Likwidacja dofinansowania to efekt uchwały przegłosowanej kilka dni temu przez radnych Opola. W praktyce oznacza to, że od stycznia – bo od tego momentu zniknie wsparcie miasta dla prywatnych placówek – rodzice posyłający do nich dzieci zapłacą wyższe czesne. Na internetowych grupach zrzeszających rodziców zawrzało. Efektem oburzenia jest petycja, którą można znaleźć w sieci.
Rodzice uderzają w ratusz
Czytamy w niej m.in.:
„Przez to, że Rada Miasta odebrała dotację rodzicom dzieci ze żłobków niepublicznych, matki często będą zmuszone do rezygnacji z pracy na rzecz opieki nad dzieckiem, gdyż opłata za żłobek może pochłonąć 1/3 ich pensji. Nie dyskryminujcie dzieci, które chodzą do placówek niepubliczych! Oddajcie dotację!”

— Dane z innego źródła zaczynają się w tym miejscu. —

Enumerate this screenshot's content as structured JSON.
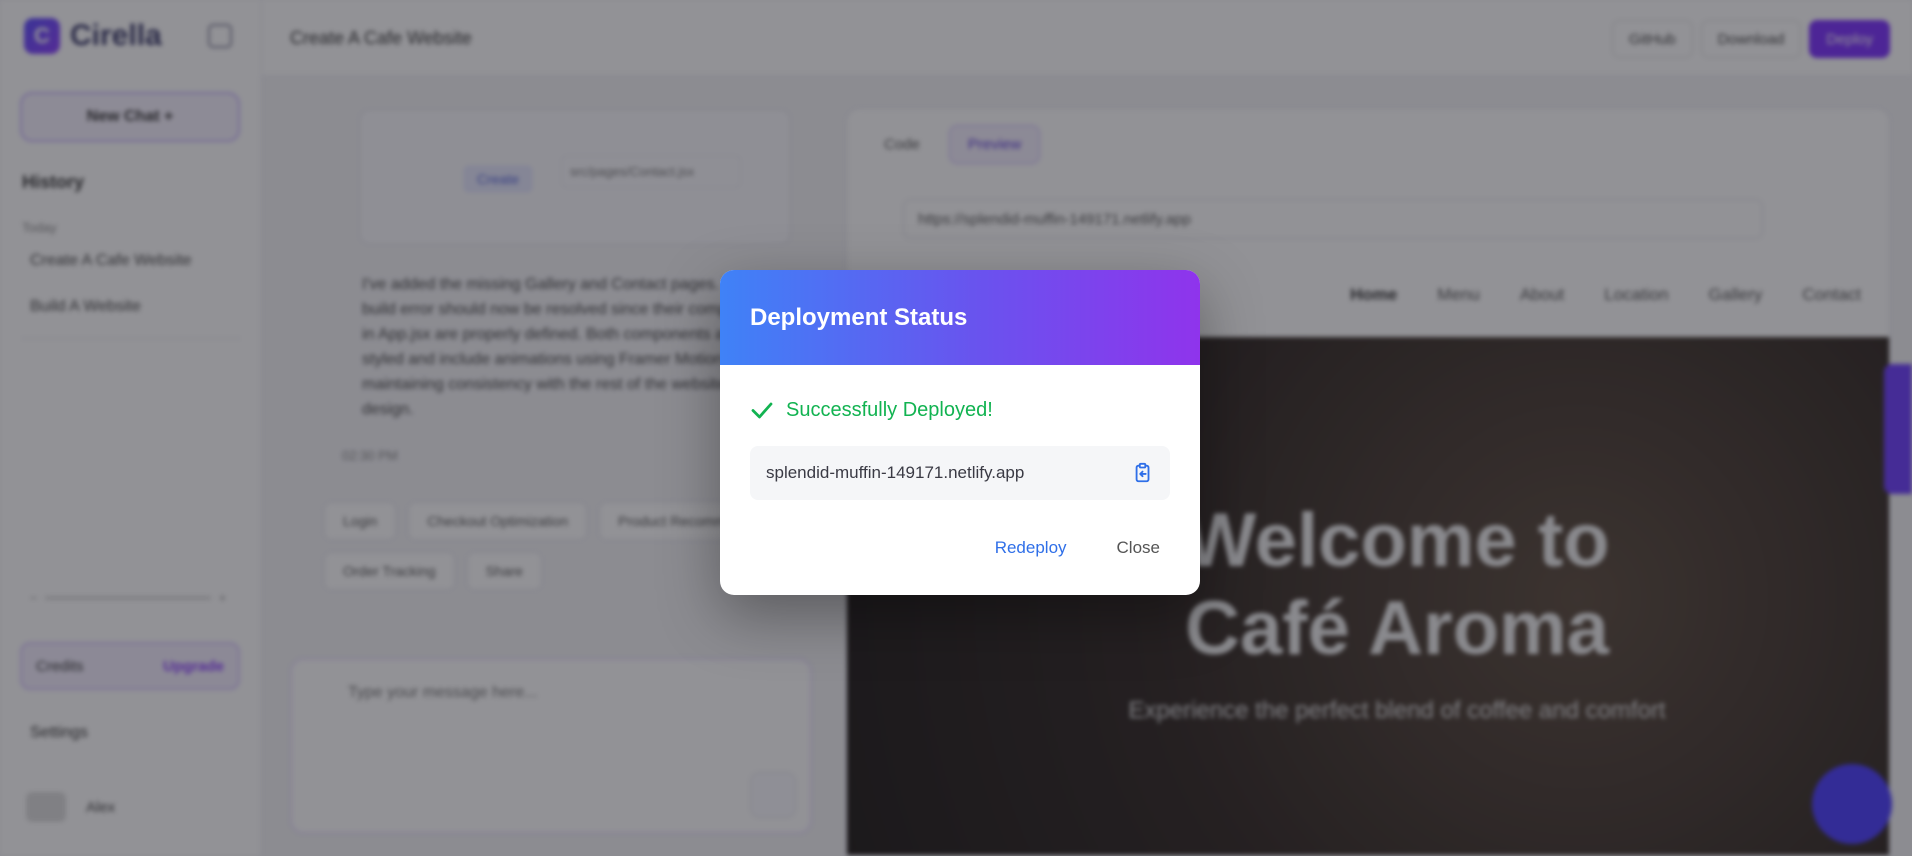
{
  "app": {
    "logo_text": "Cirella",
    "logo_letter": "C",
    "project_title": "Create A Cafe Website",
    "top_actions": [
      "GitHub",
      "Download",
      "Deploy"
    ]
  },
  "sidebar": {
    "new_chat_label": "New Chat +",
    "history_heading": "History",
    "history_group": "Today",
    "history_items": [
      "Create A Cafe Website",
      "Build A Website"
    ],
    "plan_label": "Credits",
    "plan_action": "Upgrade",
    "settings_label": "Settings",
    "user_name": "Alex"
  },
  "chat": {
    "tool_chip": "Create",
    "tool_note": "src/pages/Contact.jsx",
    "assistant_text": "I've added the missing Gallery and Contact pages. The build error should now be resolved since their components in App.jsx are properly defined. Both components are fully styled and include animations using Framer Motion, maintaining consistency with the rest of the website's design.",
    "time": "02:30 PM",
    "suggestions": [
      "Login",
      "Checkout Optimization",
      "Product Recommendations",
      "Order Tracking",
      "Share"
    ],
    "input_placeholder": "Type your message here..."
  },
  "preview": {
    "tabs": [
      "Code",
      "Preview"
    ],
    "url": "https://splendid-muffin-149171.netlify.app",
    "site_nav": [
      "Home",
      "Menu",
      "About",
      "Location",
      "Gallery",
      "Contact"
    ],
    "hero_heading": "Welcome to Café Aroma",
    "hero_sub": "Experience the perfect blend of coffee and comfort"
  },
  "modal": {
    "title": "Deployment Status",
    "status_text": "Successfully Deployed!",
    "deploy_url": "splendid-muffin-149171.netlify.app",
    "redeploy_label": "Redeploy",
    "close_label": "Close",
    "icons": {
      "status": "check-icon",
      "copy": "clipboard-copy-icon"
    },
    "colors": {
      "header_gradient_start": "#3f82f7",
      "header_gradient_end": "#8f34ec",
      "success": "#12b351",
      "link": "#2f6fe8"
    }
  }
}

- Zabranie tego dofinansowania było dla nas sporym zaskoczeniem. Do połowy sierpnia mieliśmy czas, by złożyć w urzędzie miasta wnioski, pozwalające utrzymać je w kolejnym roku, a kilka dni później gruchnęła informacja, że pieniędzy nie będzie wcale – mówi właściciel jednego z niepublicznych żłobków Opolu, prosząc o anonimowość. – Ta decyzja jest dla mnie niezrozumiała. Taki model działał od 13 lat i sprawdzał się świetnie, bo dzięki temu rodzice, dla których pociech nie było miejsca w żłobku publicznym - nie bojąc się o koszty - posyłali maluchy do placówek prywatnych, bo różnica w opłatach była niewielka.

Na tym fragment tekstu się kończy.